McDormand se tourne alors vers la dramaturge Jane Anderson, une autre amie, et cette dernière accepte le défi. Le projet est d’emblée confié à HBO mais les gens de la chaîne veulent en faire une série à part entière. Anderson et McDormand ont la conviction que le matériau convient plus pour une minisérie et finissent par convaincre le diffuseur.
Une ode à la patience. Si vous ignorez tout de ce récit, je ne vais pas chercher à vous berner. Olive Kitteridge n’a rien pour elle. En plus d’être obtuse, acariâtre et revêche, elle évolue dans une ville plus morne que paisible. Et puis, pour couronner le tout, il n’est question ici que de thèmes compliqués comme les difficultés du couple, la fin de vie et tout cela sur un rythme de sénateur.

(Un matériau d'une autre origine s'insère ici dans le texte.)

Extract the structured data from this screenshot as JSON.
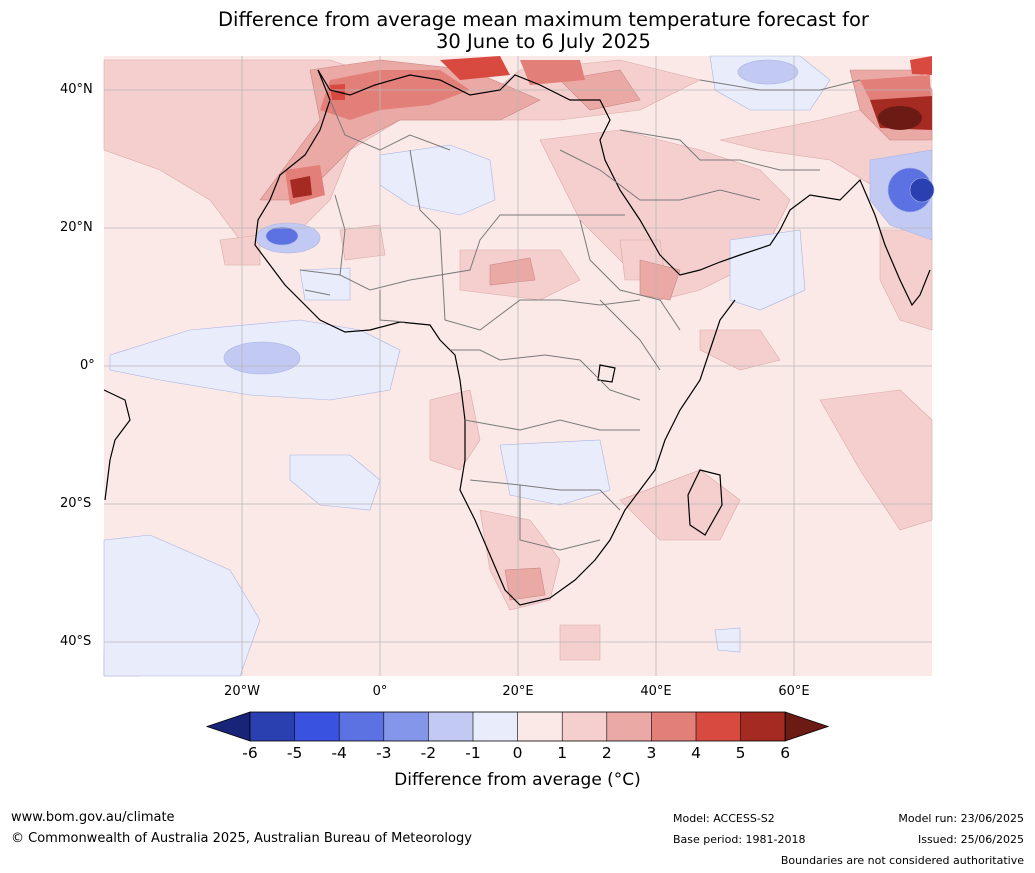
{
  "title_line1": "Difference from average mean maximum temperature forecast for",
  "title_line2": "30 June to 6 July 2025",
  "lat_labels": [
    "40°N",
    "20°N",
    "0°",
    "20°S",
    "40°S"
  ],
  "lon_labels": [
    "20°W",
    "0°",
    "20°E",
    "40°E",
    "60°E"
  ],
  "colorbar": {
    "ticks": [
      "-6",
      "-5",
      "-4",
      "-3",
      "-2",
      "-1",
      "0",
      "1",
      "2",
      "3",
      "4",
      "5",
      "6"
    ],
    "colors": [
      "#182477",
      "#2a3fb0",
      "#3a52e0",
      "#5c72e2",
      "#8496e9",
      "#c2c9f3",
      "#e9ecfb",
      "#fbe9e8",
      "#f4cfcd",
      "#eba9a5",
      "#e27f78",
      "#d84a40",
      "#a42a22",
      "#6b1a14"
    ],
    "label": "Difference from average (°C)"
  },
  "footer": {
    "website": "www.bom.gov.au/climate",
    "copyright": "© Commonwealth of Australia 2025, Australian Bureau of Meteorology",
    "model": "Model: ACCESS-S2",
    "base_period": "Base period: 1981-2018",
    "model_run": "Model run: 23/06/2025",
    "issued": "Issued: 25/06/2025",
    "disclaimer": "Boundaries are not considered authoritative"
  }
}
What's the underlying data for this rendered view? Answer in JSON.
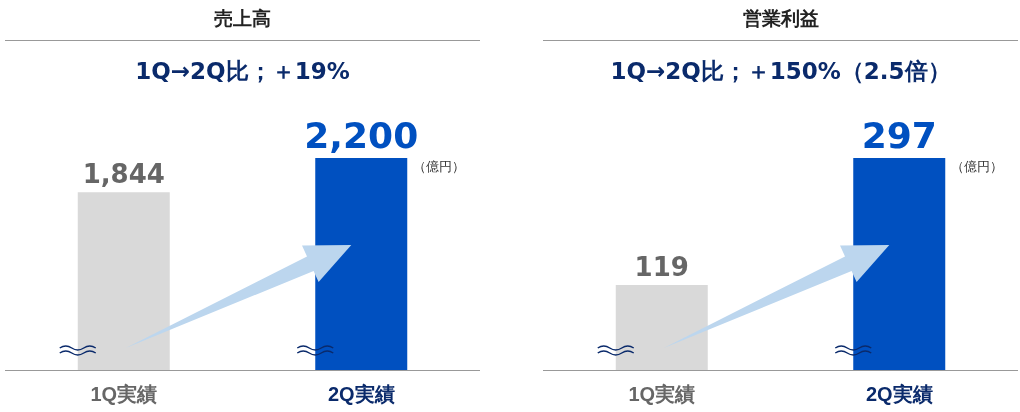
{
  "chart_data": [
    {
      "type": "bar",
      "title": "売上高",
      "subtitle": "1Q→2Q比；＋19%",
      "categories": [
        "1Q実績",
        "2Q実績"
      ],
      "values": [
        1844,
        2200
      ],
      "value_labels": [
        "1,844",
        "2,200"
      ],
      "colors": [
        "#d9d9d9",
        "#0050c0"
      ],
      "annotations": [
        "（億円）"
      ]
    },
    {
      "type": "bar",
      "title": "営業利益",
      "subtitle": "1Q→2Q比；＋150%（2.5倍）",
      "categories": [
        "1Q実績",
        "2Q実績"
      ],
      "values": [
        119,
        297
      ],
      "colors": [
        "#d9d9d9",
        "#0050c0"
      ],
      "data_labels": true,
      "annotations": [
        "（億円）"
      ]
    }
  ]
}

Mais au milieu de tout ce marasme, germe quelques pousses de bonheur, quelques éclaircies de tendresse. Et parce qu’elles sont noyées dans cet océan de grisaille, elle en deviennent si éclatantes, si chaleureuses que l’émotion nous saisit avec une intensité rare.
L’accumulation de petits détails et objets – comme par exemple ces piluliers préparés par le mari d’Olive – qui sont propres à l’univers littéraire, sert à décupler ces micro-accidents vers le positif. Ce procédé se révèle rapidement bouleversant et prend progressivement le dessus sur un récit qui n’aura finalement été austère qu’en apparence.
Une performance sublime. Pour donner vie à ces étincelles éparses, il fallait une actrice de talent, capable de basculer entre une autorité naturelle et de subtiles déséquilibres émotionnels. Frances McDormand est de cette étoffe là. Elle trouve ici un rôle exigent et à sa mesure, de ceux qui marque durablement l’esprit car ils combinent des postures diamétralement opposées. Comment ne pas défaillir quand son personnage qui n’affiche jusqu’ici que le dédain semble s’arracher des limbes pour faire naître notre affection ?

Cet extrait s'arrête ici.